The first Abbot of Mindrol-ling was Gyelsay Tenpay-nyima (rGyal-sras bsTan-pa’i nyi-ma), the brother of Terdag Lingpa. For eight generations this position passed from father to son. Thus, for almost two centuries, the Throne Holders and Abbots of Mindrol-ling Monastery were all family descendents of Terdag Lingpa.

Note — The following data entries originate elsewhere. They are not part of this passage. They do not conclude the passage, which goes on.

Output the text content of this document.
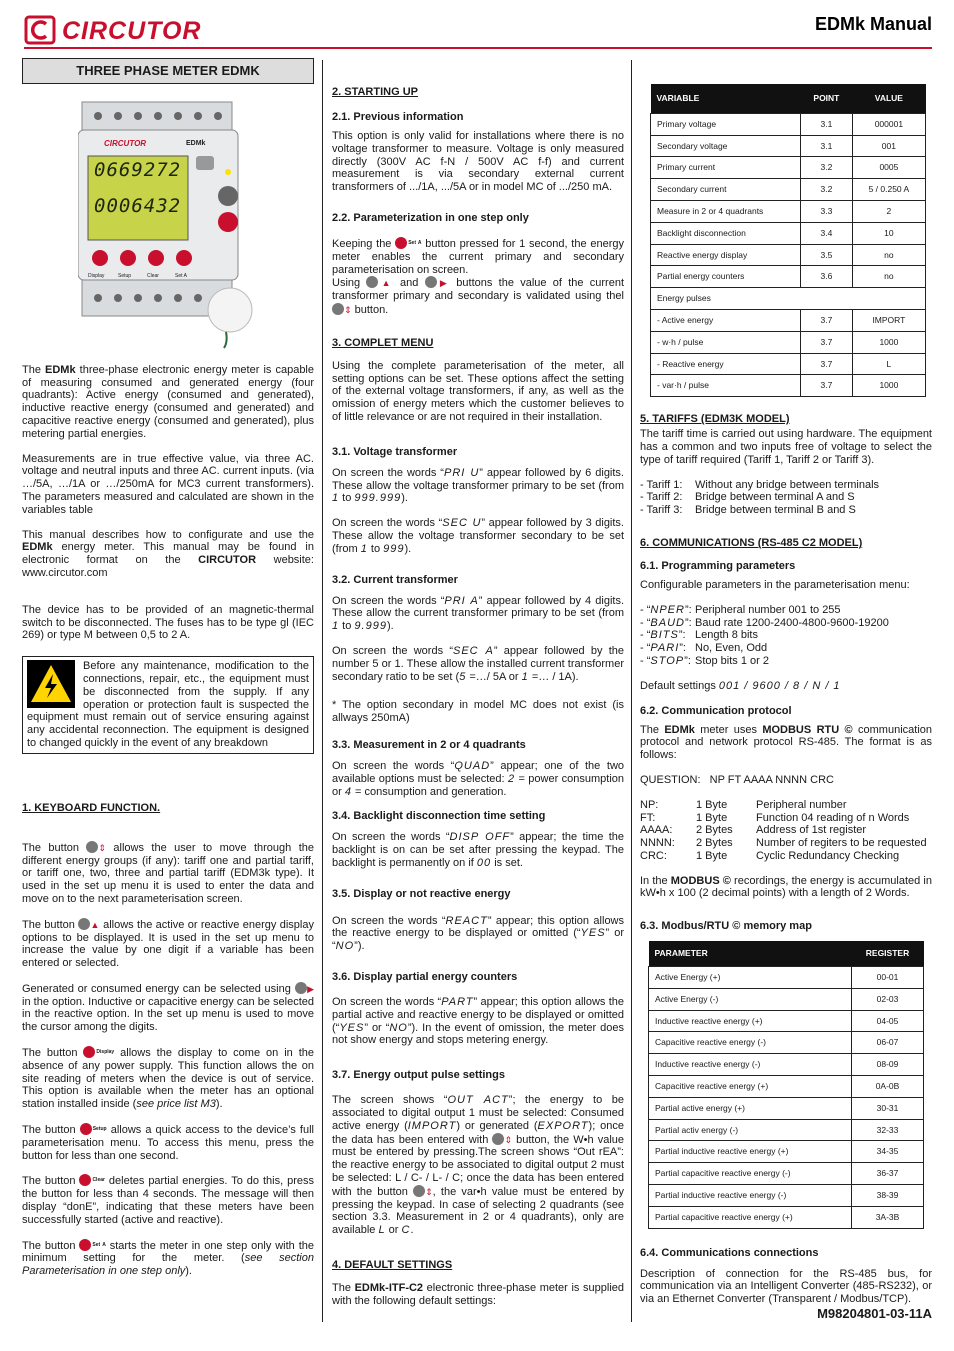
CIRCUTOR	EDMk Manual
THREE PHASE METER EDMK
CIRCUTOR	EDMk
0669272
0006432
Display	Setup	Clear	Set A

The EDMk three-phase electronic energy meter is capable of measuring consumed and generated energy (four quadrants): Active energy (consumed and generated), inductive reactive energy (consumed and generated) and capacitive reactive energy (consumed and generated), plus metering partial energies.

Measurements are in true effective value, via three AC. voltage and neutral inputs and three AC. current inputs. (via …/5A, …/1A or …/250mA for MC3 current transformers). The parameters measured and calculated are shown in the variables table

This manual describes how to configurate and use the EDMk energy meter. This manual may be found in electronic format on the CIRCUTOR website: www.circutor.com

The device has to be provided of an magnetic-thermal switch to be disconnected. The fuses has to be type gl (IEC 269) or type M between 0,5 to 2 A.

Before any maintenance, modification to the connections, repair, etc., the equipment must be disconnected from the supply. If any operation or protection fault is suspected the equipment must remain out of service ensuring against any accidental reconnection. The equipment is designed to changed quickly in the event of any breakdown
1. KEYBOARD FUNCTION.

The button ⇕ allows the user to move through the different energy groups (if any): tariff one and partial tariff, or tariff one, two, three and partial tariff (EDM3k type). It used in the set up menu it is used to enter the data and move on to the next parameterisation screen.

The button ▲ allows the active or reactive energy display options to be displayed. It is used in the set up menu to increase the value by one digit if a variable has been entered or selected.

Generated or consumed energy can be selected using ▶ in the option. Inductive or capacitive energy can be selected in the reactive option. In the set up menu is used to move the cursor among the digits.

The button	$^{Display}$ allows the display to come on in the absence of any power supply. This function allows the on site reading of meters when the device is out of service. This option is available when the meter has an optional station installed inside (see price list M3).

The button	$^{Setup}$ allows a quick access to the device’s full parameterisation menu. To access this menu, press the button for less than one second.

The button	$^{Clear}$ deletes partial energies. To do this, press the button for less than 4 seconds. The message will then display “donE”, indicating that these meters have been successfully started (active and reactive).

The button	$^{Set A}$ starts the meter in one step only with the minimum setting for the meter. (see section Parameterisation in one step only).

2. STARTING UP
2.1. Previous information

This option is only valid for installations where there is no voltage transformer to measure. Voltage is only measured directly (300V AC f-N / 500V AC f-f) and current measurement is via secondary external current transformers of .../1A, .../5A or in model MC of .../250 mA.

2.2. Parameterization in one step only

Keeping the	$^{Set A}$ button pressed for 1 second, the energy meter enables the current primary and secondary parameterisation on screen.

Using ▲ and ▶ buttons the value of the current transformer primary and secondary is validated using thel ⇕ button.

3. COMPLET MENU

Using the complete parameterisation of the meter, all setting options can be set. These options affect the setting of the external voltage transformers, if any, as well as the omission of energy meters which the customer believes to of little relevance or are not required in their installation.

3.1. Voltage transformer

On screen the words “PRI U” appear followed by 6 digits. These allow the voltage transformer primary to be set (from 1 to 999.999).

On screen the words “SEC U” appear followed by 3 digits. These allow the voltage transformer secondary to be set (from 1 to 999).

3.2. Current transformer

On screen the words “PRI A” appear followed by 4 digits. These allow the current transformer primary to be set (from 1 to 9.999).

On screen the words “SEC A” appear followed by the number 5 or 1. These allow the installed current transformer secondary ratio to be set (5 =…/ 5A or 1 =… / 1A).

* The option secondary in model MC does not exist (is allways 250mA)

3.3. Measurement in 2 or 4 quadrants

On screen the words “QUAD” appear; one of the two available options must be selected: 2 = power consumption or 4 = consumption and generation.

3.4. Backlight disconnection time setting

On screen the words “DISP OFF” appear; the time the backlight is on can be set after pressing the keypad. The backlight is permanently on if 00 is set.

3.5. Display or not reactive energy

On screen the words “REACT” appear; this option allows the reactive energy to be displayed or omitted (“YES” or “NO”).

3.6. Display partial energy counters

On screen the words “PART” appear; this option allows the partial active and reactive energy to be displayed or omitted (“YES” or “NO”). In the event of omission, the meter does not show energy and stops metering energy.

3.7. Energy output pulse settings

The screen shows “OUT ACT”; the energy to be associated to digital output 1 must be selected: Consumed active energy (IMPORT) or generated (EXPORT); once the data has been entered with ⇕ button, the W•h value must be entered by pressing.The screen shows “Out rEA”: the reactive energy to be associated to digital output 2 must be selected: L / C- / L- / C; once the data has been entered with the button ⇕, the var•h value must be entered by pressing the keypad. In case of selecting 2 quadrants (see section 3.3. Measurement in 2 or 4 quadrants), only are available L or C.

4. DEFAULT SETTINGS

The EDMk-ITF-C2 electronic three-phase meter is supplied with the following default settings:

VARIABLE	POINT	VALUE
Primary voltage	3.1	000001
Secondary voltage	3.1	001
Primary current	3.2	0005
Secondary current	3.2	5 / 0.250 A
Measure in 2 or 4 quadrants	3.3	2
Backlight disconnection	3.4	10
Reactive energy display	3.5	no
Partial energy counters	3.6	no
Energy pulses		
- Active energy	3.7	IMPORT
- w·h / pulse	3.7	1000
- Reactive energy	3.7	L
- var·h / pulse	3.7	1000
5. TARIFFS (EDM3K MODEL)

The tariff time is carried out using hardware. The equipment has a common and two inputs free of voltage to select the type of tariff required (Tariff 1, Tariff 2 or Tariff 3).

- Tariff 1: Without any bridge between terminals
- Tariff 2: Bridge between terminal A and S
- Tariff 3: Bridge between terminal B and S
6. COMMUNICATIONS (RS-485 C2 MODEL)
6.1. Programming parameters

Configurable parameters in the parameterisation menu:

- “NPER”: Peripheral number 001 to 255
- “BAUD”: Baud rate 1200-2400-4800-9600-19200
- “BITS”: Length 8 bits
- “PARI”: No, Even, Odd
- “STOP”: Stop bits 1 or 2

Default settings 001 / 9600 / 8 / N / 1

6.2. Communication protocol

The EDMk meter uses MODBUS RTU © communication protocol and network protocol RS-485. The format is as follows:

QUESTION:   NP FT AAAA NNNN CRC

NP:	1 Byte	Peripheral number
FT:	1 Byte	Function 04 reading of n Words
AAAA:	2 Bytes	Address of 1st register
NNNN:	2 Bytes	Number of regiters to be requested
CRC:	1 Byte	Cyclic Redundancy Checking

In the MODBUS © recordings, the energy is accumulated in kW•h x 100 (2 decimal points) with a length of 2 Words.

6.3. Modbus/RTU © memory map
PARAMETER	REGISTER
Active Energy (+)	00-01
Active Energy (-)	02-03
Inductive reactive energy (+)	04-05
Capacitive reactive energy (-)	06-07
Inductive reactive energy (-)	08-09
Capacitive reactive energy (+)	0A-0B
Partial active energy (+)	30-31
Partial activ energy (-)	32-33
Partial inductive reactive energy (+)	34-35
Partial capacitive reactive energy (-)	36-37
Partial inductive reactive energy (-)	38-39
Partial capacitive reactive energy (+)	3A-3B
6.4. Communications connections

Description of connection for the RS-485 bus, for communication via an Intelligent Converter (485-RS232), or via an Ethernet Converter (Transparent / Modbus/TCP).

M98204801-03-11A
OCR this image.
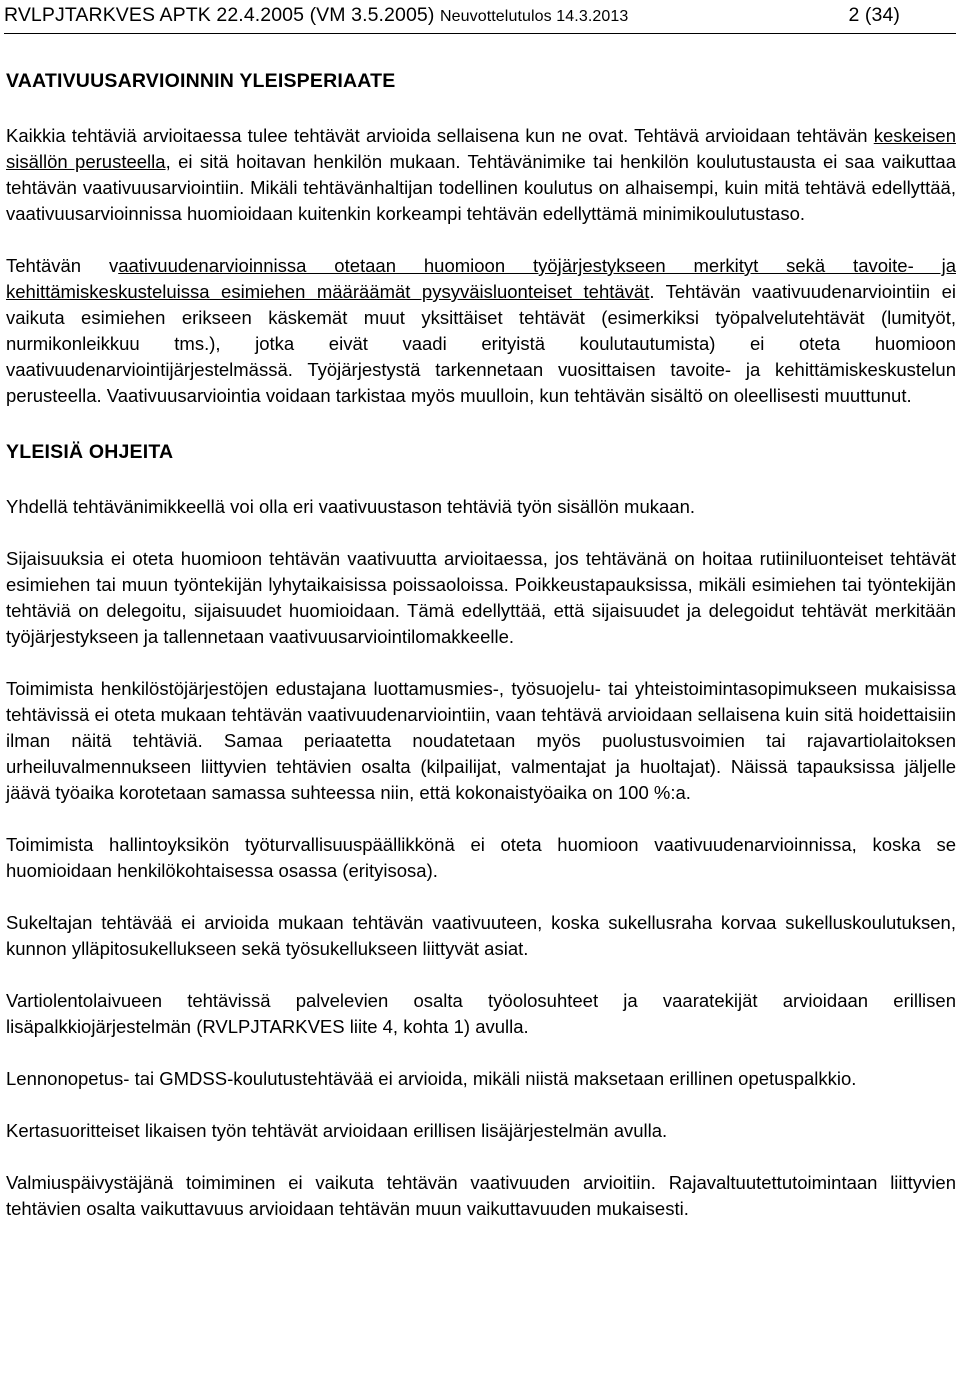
RVLPJTARKVES APTK 22.4.2005 (VM 3.5.2005) Neuvottelutulos 14.3.2013	2 (34)
VAATIVUUSARVIOINNIN YLEISPERIAATE

Kaikkia tehtäviä arvioitaessa tulee tehtävät arvioida sellaisena kun ne ovat. Tehtävä arvioidaan tehtävän keskeisen sisällön perusteella, ei sitä hoitavan henkilön mukaan. Tehtävänimike tai henkilön koulutustausta ei saa vaikuttaa tehtävän vaativuusarviointiin. Mikäli tehtävänhaltijan todellinen koulutus on alhaisempi, kuin mitä tehtävä edellyttää, vaativuusarvioinnissa huomioidaan kuitenkin korkeampi tehtävän edellyttämä minimikoulutustaso.

Tehtävän vaativuudenarvioinnissa otetaan huomioon työjärjestykseen merkityt sekä tavoite- ja kehittämiskeskusteluissa esimiehen määräämät pysyväisluonteiset tehtävät. Tehtävän vaativuudenarviointiin ei vaikuta esimiehen erikseen käskemät muut yksittäiset tehtävät (esimerkiksi työpalvelutehtävät (lumityöt, nurmikonleikkuu tms.), jotka eivät vaadi erityistä koulutautumista) ei oteta huomioon vaativuudenarviointijärjestelmässä. Työjärjestystä tarkennetaan vuosittaisen tavoite- ja kehittämiskeskustelun perusteella. Vaativuusarviointia voidaan tarkistaa myös muulloin, kun tehtävän sisältö on oleellisesti muuttunut.

YLEISIÄ OHJEITA

Yhdellä tehtävänimikkeellä voi olla eri vaativuustason tehtäviä työn sisällön mukaan.

Sijaisuuksia ei oteta huomioon tehtävän vaativuutta arvioitaessa, jos tehtävänä on hoitaa rutiiniluonteiset tehtävät esimiehen tai muun työntekijän lyhytaikaisissa poissaoloissa. Poikkeustapauksissa, mikäli esimiehen tai työntekijän tehtäviä on delegoitu, sijaisuudet huomioidaan. Tämä edellyttää, että sijaisuudet ja delegoidut tehtävät merkitään työjärjestykseen ja tallennetaan vaativuusarviointilomakkeelle.

Toimimista henkilöstöjärjestöjen edustajana luottamusmies-, työsuojelu- tai yhteistoimintasopimukseen mukaisissa tehtävissä ei oteta mukaan tehtävän vaativuudenarviointiin, vaan tehtävä arvioidaan sellaisena kuin sitä hoidettaisiin ilman näitä tehtäviä. Samaa periaatetta noudatetaan myös puolustusvoimien tai rajavartiolaitoksen urheiluvalmennukseen liittyvien tehtävien osalta (kilpailijat, valmentajat ja huoltajat). Näissä tapauksissa jäljelle jäävä työaika korotetaan samassa suhteessa niin, että kokonaistyöaika on 100 %:a.

Toimimista hallintoyksikön työturvallisuuspäällikkönä ei oteta huomioon vaativuudenarvioinnissa, koska se huomioidaan henkilökohtaisessa osassa (erityisosa).

Sukeltajan tehtävää ei arvioida mukaan tehtävän vaativuuteen, koska sukellusraha korvaa sukelluskoulutuksen, kunnon ylläpitosukellukseen sekä työsukellukseen liittyvät asiat.

Vartiolentolaivueen tehtävissä palvelevien osalta työolosuhteet ja vaaratekijät arvioidaan erillisen lisäpalkkiojärjestelmän (RVLPJTARKVES liite 4, kohta 1) avulla.

Lennonopetus- tai GMDSS-koulutustehtävää ei arvioida, mikäli niistä maksetaan erillinen opetuspalkkio.

Kertasuoritteiset likaisen työn tehtävät arvioidaan erillisen lisäjärjestelmän avulla.

Valmiuspäivystäjänä toimiminen ei vaikuta tehtävän vaativuuden arvioitiin. Rajavaltuutettutoimintaan liittyvien tehtävien osalta vaikuttavuus arvioidaan tehtävän muun vaikuttavuuden mukaisesti.
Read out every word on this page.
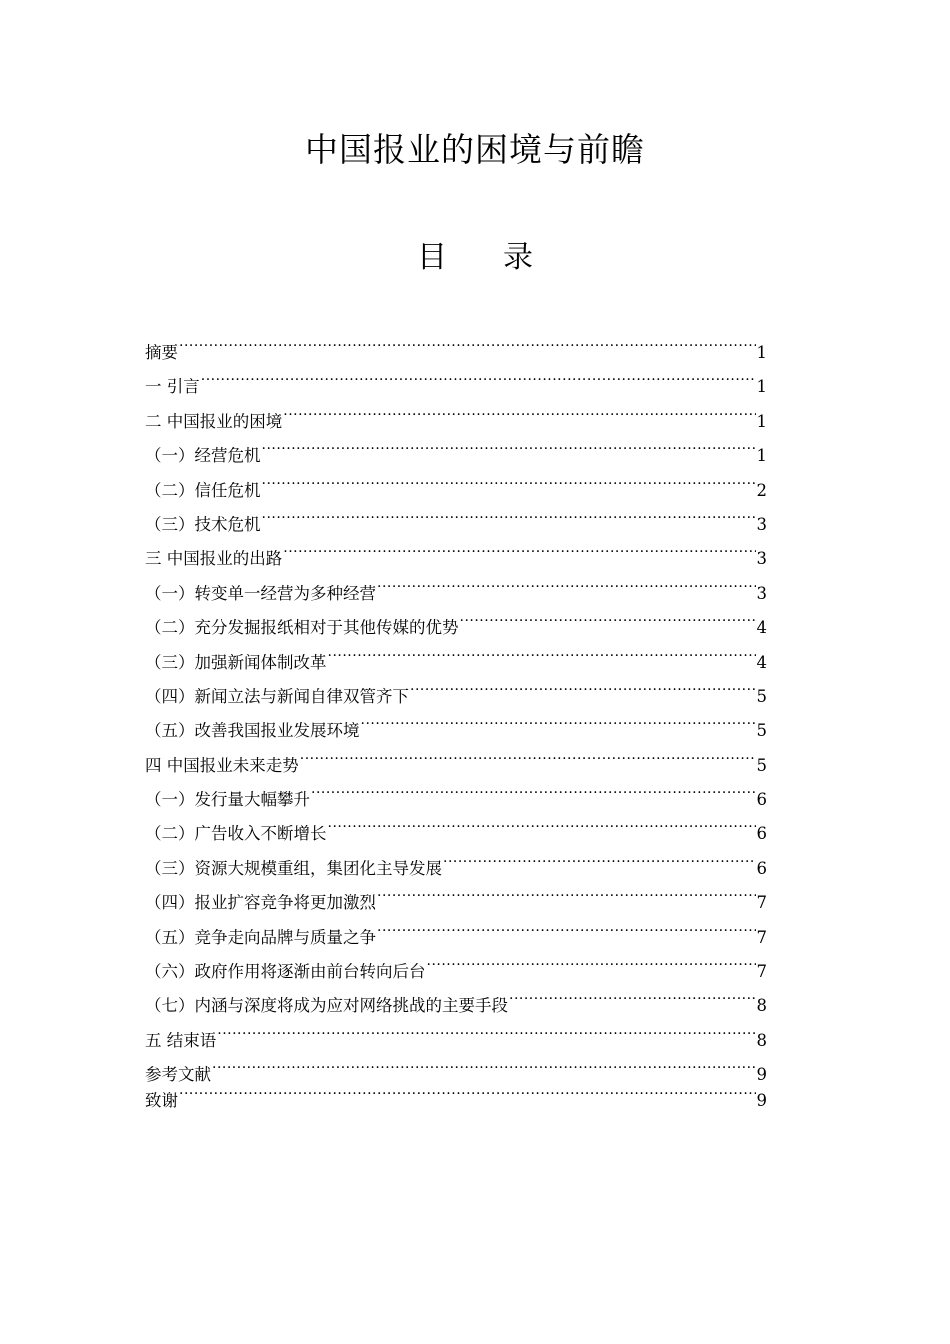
中国报业的困境与前瞻
目 录
摘要 ·····	1
一 引言 ·····	1
二 中国报业的困境 ·····	1
（一）经营危机 ·····	1
（二）信任危机 ·····	2
（三）技术危机 ·····	3
三 中国报业的出路 ·····	3
（一）转变单一经营为多种经营 ·····	3
（二）充分发掘报纸相对于其他传媒的优势 ·····	4
（三）加强新闻体制改革 ·····	4
（四）新闻立法与新闻自律双管齐下 ·····	5
（五）改善我国报业发展环境 ·····	5
四 中国报业未来走势 ·····	5
（一）发行量大幅攀升 ·····	6
（二）广告收入不断增长 ·····	6
（三）资源大规模重组，集团化主导发展 ·····	6
（四）报业扩容竞争将更加激烈 ·····	7
（五）竞争走向品牌与质量之争 ·····	7
（六）政府作用将逐渐由前台转向后台 ·····	7
（七）内涵与深度将成为应对网络挑战的主要手段 ·····	8
五 结束语 ·····	8
参考文献 ·····	9
致谢 ·····	9
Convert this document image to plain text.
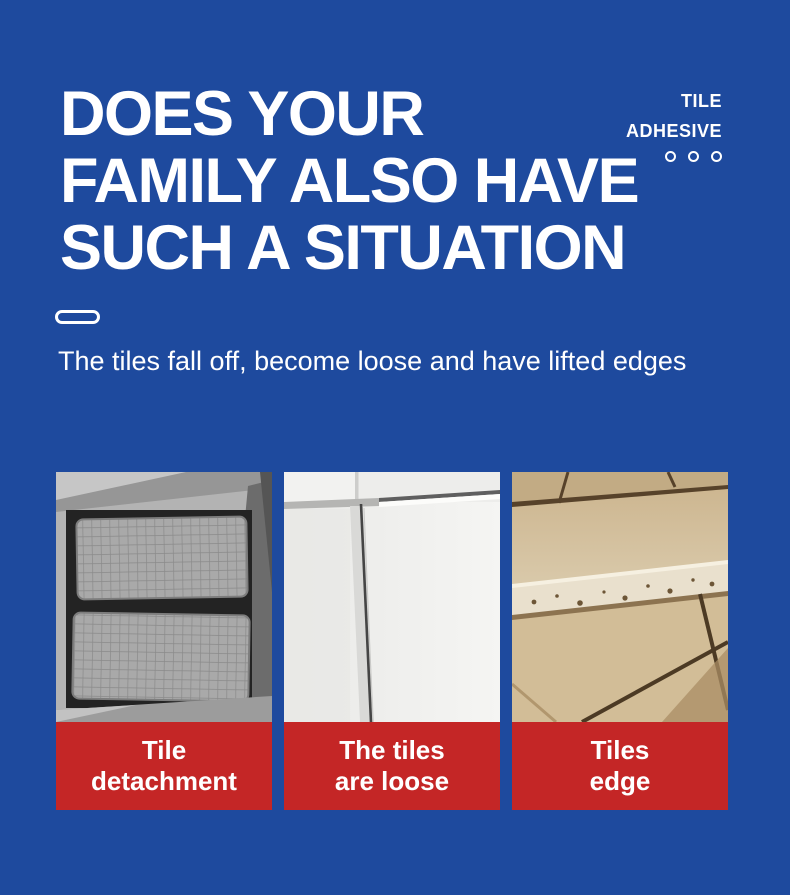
TILE
ADHESIVE
DOES YOUR
FAMILY ALSO HAVE
SUCH A SITUATION
The tiles fall off, become loose and have lifted edges
Tile
detachment
The tiles
are loose
Tiles
edge
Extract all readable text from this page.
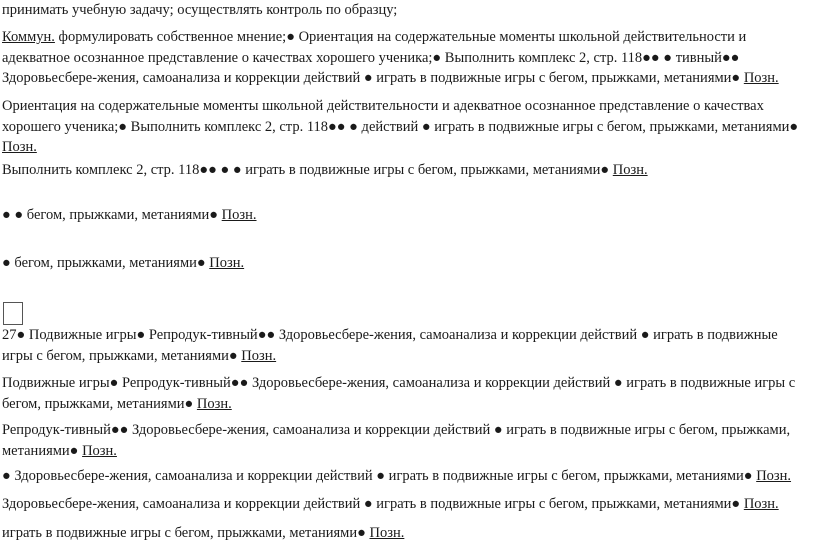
принимать учебную задачу; осуществлять контроль по образцу;

Коммун. формулировать собственное мнение;● Ориентация на содержательные моменты школьной действительности и адекватное осознанное представление о качествах хорошего ученика;● Выполнить комплекс 2, стр. 118●● ● тивный●● Здоровьесбере-жения, самоанализа и коррекции действий ● играть в подвижные игры с бегом, прыжками, метаниями● Позн.

Ориентация на содержательные моменты школьной действительности и адекватное осознанное представление о качествах хорошего ученика;● Выполнить комплекс 2, стр. 118●● ● действий ● играть в подвижные игры с бегом, прыжками, метаниями● Позн.

Выполнить комплекс 2, стр. 118●● ● ● играть в подвижные игры с бегом, прыжками, метаниями● Позн.

● ● бегом, прыжками, метаниями● Позн.

● бегом, прыжками, метаниями● Позн.

27● Подвижные игры● Репродук-тивный●● Здоровьесбере-жения, самоанализа и коррекции действий ● играть в подвижные игры с бегом, прыжками, метаниями● Позн.

Подвижные игры● Репродук-тивный●● Здоровьесбере-жения, самоанализа и коррекции действий ● играть в подвижные игры с бегом, прыжками, метаниями● Позн.

Репродук-тивный●● Здоровьесбере-жения, самоанализа и коррекции действий ● играть в подвижные игры с бегом, прыжками, метаниями● Позн.

● Здоровьесбере-жения, самоанализа и коррекции действий ● играть в подвижные игры с бегом, прыжками, метаниями● Позн.

Здоровьесбере-жения, самоанализа и коррекции действий ● играть в подвижные игры с бегом, прыжками, метаниями● Позн.

играть в подвижные игры с бегом, прыжками, метаниями● Позн.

There are three classifications of teachings transmitted in the Nyingma tradition: the distant lineage of the enlightening words of the Buddha (bka’-ma ring-brgyud), the near lineage of treasure texts (gter-ma nye-brgyud), and the profound lineage of pure visions (dag-snang zab-brgyud). The course of study and practice at Mindrol-ling combines the teachings from the first of these two.
Monks study dzogchen (rdzogs-chen, the great completeness) based on the guideline instructions of texts brought from India, which were buried in Tibet and Bhutan, and later unearthed as the southern tradition of treasure texts. In addition, Mindrol-ling has been a center for the study and practice of the traditional Buddhist fields of knowledge of medicine, astrology, and grammar. Many scholars have trained there from the central Tibetan province of U (dBus), as well as the eastern provinces of Kham (Khams) and Amdo (A-mdo).
Within the context of study and practice of the great texts, the emphasis at Mindrol-ling has always been on practice. Each year, the monastery engaged in the full rites of eight tantric mandala systems (sgrub-pa bka’-brgyad). In addition, monks traditionally studied thirteen major sutra and tantra texts, many with the explanation lineage (bshad-brgyud) deriving from Terdag Lingpa. At present, Mindrol-ling Monastery has been reestablished in Clement Town, Uttar Pradesh, India.